Senator Curtis Hertel offered an amendment to get rid of the five million dollar appropriation – it would make the bill immune from a vote by the public.
“The only reason to add an appropriation to this bill, is to go around the voters and make it referendum-proof,” he said. “Colleagues, no matter how much you destroy Michigan’s education system, the people will never be dumb enough to not see what you’re trying to do right now.”
Khouri says the 5 million dollars was needed for administrative costs, but the intent was not to make it referendum-proof.
The legislation is still very different from how it looked when first introduced several months ago. The original form would have gotten rid of the pension-hybrid system altogether. Bill sponsor, Republican Representative Thomas Albert says he’s happy with the compromise.
“You know I have young kids and it’s nice to be able to give them the change and the future to have school dollars go to education,” he said.
Overall, if passed the bills would, in part, do the following:
- Close the current Michigan Public School Employees’ Retirement System hybrid pension plan to new hires starting February 1, 2018.
- Give new teachers a choice between a new 401K plan or revised hybrid pension-401K plan. However, teachers would be automatically enrolled in the 401K-style plan and then have 75 days to choose the revised plan if they want.
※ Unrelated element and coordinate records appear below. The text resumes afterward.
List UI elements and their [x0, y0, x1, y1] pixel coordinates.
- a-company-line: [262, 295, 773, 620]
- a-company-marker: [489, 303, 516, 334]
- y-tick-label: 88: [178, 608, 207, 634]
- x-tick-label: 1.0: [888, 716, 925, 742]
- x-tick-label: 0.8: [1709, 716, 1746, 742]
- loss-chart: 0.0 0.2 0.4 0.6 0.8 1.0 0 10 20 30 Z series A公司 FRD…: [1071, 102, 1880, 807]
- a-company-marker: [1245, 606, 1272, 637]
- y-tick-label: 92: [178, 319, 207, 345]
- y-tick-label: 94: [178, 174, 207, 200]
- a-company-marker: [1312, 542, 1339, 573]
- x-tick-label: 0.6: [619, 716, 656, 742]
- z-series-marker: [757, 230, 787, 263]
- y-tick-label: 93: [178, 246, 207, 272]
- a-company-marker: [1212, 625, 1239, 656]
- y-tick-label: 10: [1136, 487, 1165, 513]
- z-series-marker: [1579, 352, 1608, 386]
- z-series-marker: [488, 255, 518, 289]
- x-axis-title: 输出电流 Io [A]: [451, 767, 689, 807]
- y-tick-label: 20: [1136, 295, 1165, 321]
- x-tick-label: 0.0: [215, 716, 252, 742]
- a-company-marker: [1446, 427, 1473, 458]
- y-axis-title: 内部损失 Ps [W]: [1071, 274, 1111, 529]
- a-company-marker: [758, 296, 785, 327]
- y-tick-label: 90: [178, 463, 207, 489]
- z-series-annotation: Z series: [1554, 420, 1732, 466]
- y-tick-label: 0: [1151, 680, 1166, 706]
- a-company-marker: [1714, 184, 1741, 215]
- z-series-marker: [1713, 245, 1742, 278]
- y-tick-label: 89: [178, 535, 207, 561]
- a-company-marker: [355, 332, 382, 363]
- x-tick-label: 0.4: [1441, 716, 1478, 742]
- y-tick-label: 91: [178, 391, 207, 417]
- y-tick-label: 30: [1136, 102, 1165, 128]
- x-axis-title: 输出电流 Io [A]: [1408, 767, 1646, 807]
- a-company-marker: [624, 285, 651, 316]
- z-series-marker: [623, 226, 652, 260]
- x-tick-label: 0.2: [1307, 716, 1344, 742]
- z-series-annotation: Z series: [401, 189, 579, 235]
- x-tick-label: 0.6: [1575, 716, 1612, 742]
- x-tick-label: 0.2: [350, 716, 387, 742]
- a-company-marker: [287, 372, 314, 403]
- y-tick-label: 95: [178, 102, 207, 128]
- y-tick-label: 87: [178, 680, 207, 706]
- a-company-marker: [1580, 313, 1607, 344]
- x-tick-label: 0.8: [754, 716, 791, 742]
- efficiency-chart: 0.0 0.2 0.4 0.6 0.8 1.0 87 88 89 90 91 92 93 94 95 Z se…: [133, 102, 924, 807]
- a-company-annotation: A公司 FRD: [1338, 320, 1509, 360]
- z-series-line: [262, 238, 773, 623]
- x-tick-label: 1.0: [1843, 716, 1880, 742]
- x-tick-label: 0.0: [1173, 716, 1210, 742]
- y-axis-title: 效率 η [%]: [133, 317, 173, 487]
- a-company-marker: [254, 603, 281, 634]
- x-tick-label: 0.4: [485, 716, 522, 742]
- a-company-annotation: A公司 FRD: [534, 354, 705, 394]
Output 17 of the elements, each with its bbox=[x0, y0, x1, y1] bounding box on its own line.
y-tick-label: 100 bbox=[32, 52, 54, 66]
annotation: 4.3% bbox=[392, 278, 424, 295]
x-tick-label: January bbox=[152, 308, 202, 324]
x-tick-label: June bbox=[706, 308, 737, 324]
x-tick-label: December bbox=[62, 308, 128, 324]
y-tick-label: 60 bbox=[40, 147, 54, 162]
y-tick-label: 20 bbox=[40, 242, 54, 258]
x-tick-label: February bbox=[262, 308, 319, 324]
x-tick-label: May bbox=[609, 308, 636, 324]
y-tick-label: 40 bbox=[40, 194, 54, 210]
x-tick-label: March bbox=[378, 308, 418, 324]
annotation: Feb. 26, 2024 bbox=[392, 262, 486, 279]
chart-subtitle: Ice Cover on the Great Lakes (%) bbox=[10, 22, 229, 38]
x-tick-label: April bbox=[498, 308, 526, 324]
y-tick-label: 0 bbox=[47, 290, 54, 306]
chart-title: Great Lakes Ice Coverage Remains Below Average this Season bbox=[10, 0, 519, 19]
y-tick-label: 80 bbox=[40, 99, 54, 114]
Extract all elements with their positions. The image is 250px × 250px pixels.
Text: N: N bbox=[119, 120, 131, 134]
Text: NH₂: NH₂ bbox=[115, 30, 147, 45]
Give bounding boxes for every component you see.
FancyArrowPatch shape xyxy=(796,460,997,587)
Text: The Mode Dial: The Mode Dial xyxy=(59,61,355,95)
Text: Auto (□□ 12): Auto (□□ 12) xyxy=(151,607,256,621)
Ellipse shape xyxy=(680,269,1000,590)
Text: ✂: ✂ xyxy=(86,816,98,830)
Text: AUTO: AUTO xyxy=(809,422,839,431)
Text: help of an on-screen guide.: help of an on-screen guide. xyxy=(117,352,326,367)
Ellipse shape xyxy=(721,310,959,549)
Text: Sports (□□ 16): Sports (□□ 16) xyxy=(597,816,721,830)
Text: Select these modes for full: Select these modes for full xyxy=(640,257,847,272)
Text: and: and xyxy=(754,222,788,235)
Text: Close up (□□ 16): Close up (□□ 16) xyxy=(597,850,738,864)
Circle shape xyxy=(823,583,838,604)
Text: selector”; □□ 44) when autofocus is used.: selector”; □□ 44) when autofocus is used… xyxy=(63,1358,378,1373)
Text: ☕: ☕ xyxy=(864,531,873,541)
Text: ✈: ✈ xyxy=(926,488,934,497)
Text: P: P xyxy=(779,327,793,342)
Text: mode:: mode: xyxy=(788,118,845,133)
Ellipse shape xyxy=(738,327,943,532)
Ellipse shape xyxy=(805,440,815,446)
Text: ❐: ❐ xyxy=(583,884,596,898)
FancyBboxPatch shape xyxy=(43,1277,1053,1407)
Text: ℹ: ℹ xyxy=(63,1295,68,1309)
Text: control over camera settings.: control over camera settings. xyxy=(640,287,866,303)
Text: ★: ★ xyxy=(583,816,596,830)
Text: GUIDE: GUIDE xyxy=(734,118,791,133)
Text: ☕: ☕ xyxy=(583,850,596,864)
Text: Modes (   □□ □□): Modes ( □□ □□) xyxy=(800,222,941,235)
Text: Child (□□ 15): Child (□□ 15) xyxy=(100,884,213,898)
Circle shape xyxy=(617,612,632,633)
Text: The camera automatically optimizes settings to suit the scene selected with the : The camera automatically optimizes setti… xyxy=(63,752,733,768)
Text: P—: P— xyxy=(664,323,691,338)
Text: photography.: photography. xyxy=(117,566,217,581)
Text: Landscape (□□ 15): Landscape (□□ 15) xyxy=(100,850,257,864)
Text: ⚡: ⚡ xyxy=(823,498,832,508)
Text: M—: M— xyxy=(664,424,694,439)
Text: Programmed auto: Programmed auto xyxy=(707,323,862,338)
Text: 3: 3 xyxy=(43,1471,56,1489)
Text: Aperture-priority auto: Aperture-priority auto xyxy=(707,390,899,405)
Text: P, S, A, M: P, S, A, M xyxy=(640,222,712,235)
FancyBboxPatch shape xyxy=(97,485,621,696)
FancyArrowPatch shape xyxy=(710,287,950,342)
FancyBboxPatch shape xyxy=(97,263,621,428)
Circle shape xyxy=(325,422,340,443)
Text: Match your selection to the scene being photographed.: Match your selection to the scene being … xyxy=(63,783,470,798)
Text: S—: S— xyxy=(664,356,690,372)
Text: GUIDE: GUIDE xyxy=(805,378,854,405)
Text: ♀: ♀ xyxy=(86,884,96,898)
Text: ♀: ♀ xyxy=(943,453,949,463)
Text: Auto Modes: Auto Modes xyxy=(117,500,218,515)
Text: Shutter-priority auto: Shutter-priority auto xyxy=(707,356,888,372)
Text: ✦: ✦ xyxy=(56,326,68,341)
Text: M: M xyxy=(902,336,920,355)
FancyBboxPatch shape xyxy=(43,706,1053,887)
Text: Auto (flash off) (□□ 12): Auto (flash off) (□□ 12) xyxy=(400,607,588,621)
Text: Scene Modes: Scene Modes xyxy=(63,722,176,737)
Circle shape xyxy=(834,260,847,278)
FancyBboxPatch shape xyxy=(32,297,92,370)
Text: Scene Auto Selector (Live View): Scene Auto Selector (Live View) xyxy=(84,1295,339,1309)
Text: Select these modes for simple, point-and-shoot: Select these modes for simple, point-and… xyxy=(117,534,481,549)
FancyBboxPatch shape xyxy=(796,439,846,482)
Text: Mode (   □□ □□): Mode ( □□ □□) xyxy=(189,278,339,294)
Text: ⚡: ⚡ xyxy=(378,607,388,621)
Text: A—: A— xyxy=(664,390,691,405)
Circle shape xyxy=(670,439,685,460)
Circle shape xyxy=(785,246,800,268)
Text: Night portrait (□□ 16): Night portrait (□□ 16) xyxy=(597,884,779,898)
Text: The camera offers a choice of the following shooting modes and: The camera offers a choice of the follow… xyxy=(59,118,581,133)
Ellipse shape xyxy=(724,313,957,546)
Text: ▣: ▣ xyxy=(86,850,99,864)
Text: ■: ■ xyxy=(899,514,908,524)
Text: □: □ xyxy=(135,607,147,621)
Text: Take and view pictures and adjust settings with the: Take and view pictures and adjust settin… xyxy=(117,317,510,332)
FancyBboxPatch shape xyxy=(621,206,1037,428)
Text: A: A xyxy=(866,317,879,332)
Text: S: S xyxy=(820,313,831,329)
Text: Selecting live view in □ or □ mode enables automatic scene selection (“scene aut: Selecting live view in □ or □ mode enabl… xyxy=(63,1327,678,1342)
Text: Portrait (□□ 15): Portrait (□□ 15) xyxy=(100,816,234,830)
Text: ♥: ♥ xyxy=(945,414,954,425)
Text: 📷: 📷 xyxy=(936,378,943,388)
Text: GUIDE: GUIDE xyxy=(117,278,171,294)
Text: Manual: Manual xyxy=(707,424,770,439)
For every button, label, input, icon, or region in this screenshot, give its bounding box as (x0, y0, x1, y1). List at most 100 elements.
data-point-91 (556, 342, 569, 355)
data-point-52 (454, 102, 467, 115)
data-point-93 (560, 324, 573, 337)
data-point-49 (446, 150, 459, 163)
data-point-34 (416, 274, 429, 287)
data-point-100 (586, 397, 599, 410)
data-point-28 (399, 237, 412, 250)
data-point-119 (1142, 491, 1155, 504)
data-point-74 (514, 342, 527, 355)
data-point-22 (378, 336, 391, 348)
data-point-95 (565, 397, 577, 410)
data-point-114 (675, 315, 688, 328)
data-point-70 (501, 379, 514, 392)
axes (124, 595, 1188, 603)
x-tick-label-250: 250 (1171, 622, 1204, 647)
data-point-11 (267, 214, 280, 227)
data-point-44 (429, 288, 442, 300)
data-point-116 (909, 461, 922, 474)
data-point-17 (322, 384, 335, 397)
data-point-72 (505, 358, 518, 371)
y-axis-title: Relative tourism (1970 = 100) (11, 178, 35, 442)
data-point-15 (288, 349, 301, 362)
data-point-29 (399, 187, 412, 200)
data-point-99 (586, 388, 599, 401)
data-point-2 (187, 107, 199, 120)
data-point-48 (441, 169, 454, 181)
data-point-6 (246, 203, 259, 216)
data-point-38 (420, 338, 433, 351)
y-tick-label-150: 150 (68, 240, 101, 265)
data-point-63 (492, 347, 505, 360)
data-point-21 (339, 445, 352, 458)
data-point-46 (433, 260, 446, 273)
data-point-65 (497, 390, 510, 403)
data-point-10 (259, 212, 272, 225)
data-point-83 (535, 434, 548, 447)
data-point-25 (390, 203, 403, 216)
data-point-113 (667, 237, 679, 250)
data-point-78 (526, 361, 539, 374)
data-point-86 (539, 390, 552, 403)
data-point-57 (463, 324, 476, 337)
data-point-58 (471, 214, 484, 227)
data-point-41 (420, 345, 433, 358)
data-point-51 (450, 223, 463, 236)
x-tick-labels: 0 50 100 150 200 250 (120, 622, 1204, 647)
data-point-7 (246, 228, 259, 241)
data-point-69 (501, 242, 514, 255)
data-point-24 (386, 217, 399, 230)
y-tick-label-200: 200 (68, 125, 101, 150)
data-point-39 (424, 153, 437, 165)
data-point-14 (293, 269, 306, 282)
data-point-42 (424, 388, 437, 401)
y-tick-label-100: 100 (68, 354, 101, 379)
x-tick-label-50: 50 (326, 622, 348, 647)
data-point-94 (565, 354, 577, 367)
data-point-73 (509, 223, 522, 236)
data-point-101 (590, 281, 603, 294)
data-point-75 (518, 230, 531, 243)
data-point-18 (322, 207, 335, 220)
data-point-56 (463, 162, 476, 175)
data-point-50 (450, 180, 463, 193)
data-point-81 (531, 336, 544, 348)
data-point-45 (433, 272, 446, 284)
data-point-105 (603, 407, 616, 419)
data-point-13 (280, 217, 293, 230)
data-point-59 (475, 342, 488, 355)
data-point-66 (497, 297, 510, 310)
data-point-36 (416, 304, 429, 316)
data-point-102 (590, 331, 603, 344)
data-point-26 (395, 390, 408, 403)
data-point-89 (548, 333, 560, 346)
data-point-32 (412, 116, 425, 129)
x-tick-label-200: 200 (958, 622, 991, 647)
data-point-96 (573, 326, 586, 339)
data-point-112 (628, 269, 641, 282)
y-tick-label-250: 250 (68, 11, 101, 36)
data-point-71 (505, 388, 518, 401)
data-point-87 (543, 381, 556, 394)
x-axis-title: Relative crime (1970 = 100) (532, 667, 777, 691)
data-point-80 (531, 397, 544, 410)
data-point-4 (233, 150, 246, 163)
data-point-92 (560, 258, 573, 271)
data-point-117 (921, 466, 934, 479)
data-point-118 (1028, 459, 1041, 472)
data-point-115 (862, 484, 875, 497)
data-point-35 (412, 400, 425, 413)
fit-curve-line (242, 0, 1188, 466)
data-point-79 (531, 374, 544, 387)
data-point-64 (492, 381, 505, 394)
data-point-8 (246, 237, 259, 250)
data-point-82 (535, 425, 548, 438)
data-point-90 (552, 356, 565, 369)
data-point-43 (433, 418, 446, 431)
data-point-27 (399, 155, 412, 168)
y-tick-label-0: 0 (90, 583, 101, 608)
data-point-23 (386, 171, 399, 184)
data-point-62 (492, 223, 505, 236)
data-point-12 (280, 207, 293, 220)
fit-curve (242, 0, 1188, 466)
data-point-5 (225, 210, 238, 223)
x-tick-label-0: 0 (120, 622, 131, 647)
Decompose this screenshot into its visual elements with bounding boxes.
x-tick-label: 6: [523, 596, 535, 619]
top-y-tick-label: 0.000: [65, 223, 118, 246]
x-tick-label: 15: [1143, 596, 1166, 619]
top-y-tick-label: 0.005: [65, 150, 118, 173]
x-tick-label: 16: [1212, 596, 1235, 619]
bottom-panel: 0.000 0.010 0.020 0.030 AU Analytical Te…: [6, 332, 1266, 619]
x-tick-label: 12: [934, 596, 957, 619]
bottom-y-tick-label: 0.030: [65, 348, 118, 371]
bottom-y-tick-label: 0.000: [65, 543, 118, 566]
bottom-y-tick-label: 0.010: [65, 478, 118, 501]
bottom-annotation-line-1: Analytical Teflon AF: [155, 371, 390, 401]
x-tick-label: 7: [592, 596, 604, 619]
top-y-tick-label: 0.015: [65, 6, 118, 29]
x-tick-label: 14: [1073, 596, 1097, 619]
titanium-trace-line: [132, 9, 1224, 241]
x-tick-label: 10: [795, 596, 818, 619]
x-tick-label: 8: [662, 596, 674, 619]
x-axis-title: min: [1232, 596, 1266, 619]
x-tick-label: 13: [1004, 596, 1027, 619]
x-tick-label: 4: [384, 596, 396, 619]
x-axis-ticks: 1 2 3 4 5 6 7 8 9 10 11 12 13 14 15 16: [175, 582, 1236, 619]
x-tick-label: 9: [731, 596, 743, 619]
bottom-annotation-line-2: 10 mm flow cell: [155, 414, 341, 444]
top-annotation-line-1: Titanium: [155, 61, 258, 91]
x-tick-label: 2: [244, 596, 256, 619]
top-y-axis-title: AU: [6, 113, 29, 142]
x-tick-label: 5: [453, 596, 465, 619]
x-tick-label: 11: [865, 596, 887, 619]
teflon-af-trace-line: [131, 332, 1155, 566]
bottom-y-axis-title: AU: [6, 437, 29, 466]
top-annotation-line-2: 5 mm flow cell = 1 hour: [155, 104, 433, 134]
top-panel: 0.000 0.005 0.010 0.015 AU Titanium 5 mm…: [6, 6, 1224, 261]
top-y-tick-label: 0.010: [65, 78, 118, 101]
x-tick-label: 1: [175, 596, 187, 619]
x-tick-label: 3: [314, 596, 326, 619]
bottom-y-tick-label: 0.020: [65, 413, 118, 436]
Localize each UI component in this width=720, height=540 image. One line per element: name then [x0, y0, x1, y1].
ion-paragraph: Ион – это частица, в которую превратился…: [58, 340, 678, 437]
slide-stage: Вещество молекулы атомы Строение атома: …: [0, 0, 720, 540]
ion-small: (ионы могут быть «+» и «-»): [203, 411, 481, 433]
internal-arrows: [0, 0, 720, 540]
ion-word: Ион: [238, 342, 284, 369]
- The 401K plan would get an employer match of up to seven percent of their annual salary. The school puts in four percent and if the employee adds another three percent of their salary, the state will also put in three percent.
- The new hybrid plan would include a 50-50 cost share between the employee and the employer, including the costs of future (and yet unknown) unfunded liabilities, and other revisions to the retirement eligibility age, plan assumptions, and unfunded liability payment methods.
- There would be a trigger in place that would close the new hybrid plan if the actuarial funded ratio goes below 85 percent for two years in a row.
Lawmakers plan to have a final concurrence vote next week before sending the legislation to the governor’s desk. A spokesperson for Speaker of the House Tom Leonard says they are undecided if they will have additional hearings on the bill, since they previously had hearings on current form of the legislation.